Let It Ride is that second album, produced in-state with the Black Keys’ Dan Auerbach, but firmly entrenched in the Southern-fried, canabis-smoked sounds of the ‘70s. That stylistic choice is an inherently hard hurdle to jump, a genre that’s continued to plague the earth long after punk et al. supposedly put the hatchet to it. And despite getting off to a good start with the laidback groove of “Get Together Now Today,” the band isn’t up to clearing the pitfalls left by the Allmans, Skynyrd, Grand Funk, .38 Special, etc. Cuts like “If I Get Myself Anywhere” and “On the Prowl,” are lazy retreads of dusty guitar twang-and-doodle, unupdated versions of things never warranting updating in the first place. Sure the “heard it all before” critique is a tired one too, but the problem here is that the band’s sources of inspirations were less than inspired to begin with. Time to put it to bed, man, and don’t bogart that joint.
Stephen Slaybaugh
MP3: “If I Get Myself Anywhere”
Coming to Negativland’s newest release uninformed of the group’s history would lead a listener to the sad conclusion that main songwriter Mark Hosler set out to meld the quirky jangle of Magnetic Fields—minus the literary lyricism—with the sparkle folk of Animal Collective—sans pervasive echo or organic bombast. Inoffensive, passable pop songs, chortle-worthy lyrics (the first time around), obtrusive samples and glitchy beats: it may be the soundtrack to a basic cable children’s show or an attempt at modern relevance from an aged sound-collage collective.
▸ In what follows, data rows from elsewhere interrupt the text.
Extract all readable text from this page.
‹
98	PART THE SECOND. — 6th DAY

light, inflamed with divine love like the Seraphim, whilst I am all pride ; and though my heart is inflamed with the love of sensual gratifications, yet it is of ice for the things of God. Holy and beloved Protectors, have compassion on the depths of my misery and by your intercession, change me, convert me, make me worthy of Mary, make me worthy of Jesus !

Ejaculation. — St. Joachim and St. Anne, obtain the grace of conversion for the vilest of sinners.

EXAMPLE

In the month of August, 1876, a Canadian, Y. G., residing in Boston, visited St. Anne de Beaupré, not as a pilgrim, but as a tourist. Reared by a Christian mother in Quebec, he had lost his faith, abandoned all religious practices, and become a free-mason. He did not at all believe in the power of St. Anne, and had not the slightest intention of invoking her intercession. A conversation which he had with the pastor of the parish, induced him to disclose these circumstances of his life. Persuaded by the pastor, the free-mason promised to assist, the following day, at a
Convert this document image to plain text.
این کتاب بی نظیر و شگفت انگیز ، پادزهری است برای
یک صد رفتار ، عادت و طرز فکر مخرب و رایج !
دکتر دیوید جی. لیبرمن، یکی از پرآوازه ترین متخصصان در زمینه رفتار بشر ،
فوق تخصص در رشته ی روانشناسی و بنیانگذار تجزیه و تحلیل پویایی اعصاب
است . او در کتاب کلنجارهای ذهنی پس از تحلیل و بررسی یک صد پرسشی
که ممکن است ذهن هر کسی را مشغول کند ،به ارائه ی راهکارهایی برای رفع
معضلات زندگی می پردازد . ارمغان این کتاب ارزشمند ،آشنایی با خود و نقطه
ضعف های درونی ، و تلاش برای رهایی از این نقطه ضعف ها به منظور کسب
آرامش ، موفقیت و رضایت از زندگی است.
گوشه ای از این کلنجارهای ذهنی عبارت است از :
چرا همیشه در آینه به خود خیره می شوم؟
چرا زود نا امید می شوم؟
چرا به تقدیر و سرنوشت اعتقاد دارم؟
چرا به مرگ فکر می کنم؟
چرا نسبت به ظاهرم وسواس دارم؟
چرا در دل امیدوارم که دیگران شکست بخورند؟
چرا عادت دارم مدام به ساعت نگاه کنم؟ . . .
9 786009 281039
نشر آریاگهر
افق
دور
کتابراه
On closer inspection of the Negativland brand history, the latter is true. They pasted together that-one-song-with-Casey-Kasem-over-that-one-U2-song. They have been broadcasting the Over the Edge weekly, found sound radio show since 1981, and have been vocal proponents of open source sampling. Whether this is posturing in order to cover their asses legally after a few copyright infringement lawsuits or a genuine artistic ethic is open for debate. Negativland are more concerned with anti-commercialist, postmodern pranks and dredging up lost recordings of famous voices and running them through an electronic meat grinder than they are in proving the legitimacy of their artistic choices to the legal system.
Included in the booklet for Thigmotactic are collage works (available for sale) corresponding to each song. As representations of the songs, the collages speak to the general inanity of the lyrics. Rendered visually as a broken framed picture of the former president next to a smiling photo of his younger self, “Richard Nixon Died Today” is led by a 50-gallon drum, samples of his speech as he leaves the White House for the last time juxtaposed over a wistful crystalline acoustic guitar. “Your Skin Is Gelatin” obliges the interlocutor to “let the vagina fill with light,” underneath a sneaky synth line entwined with squishy paper-scrape sounds. Visually depicted, “Gelatin” is collaged, blacked-out crotch shots outlined by cracked wheat cereal and plastic hearts.
As a complete package, Thigmotactic achieves visual and aural unity through sophomoric whimsy. As a record, it, like most of Negativland’s discography, will be filed under the “oh-yeah-that-song” category.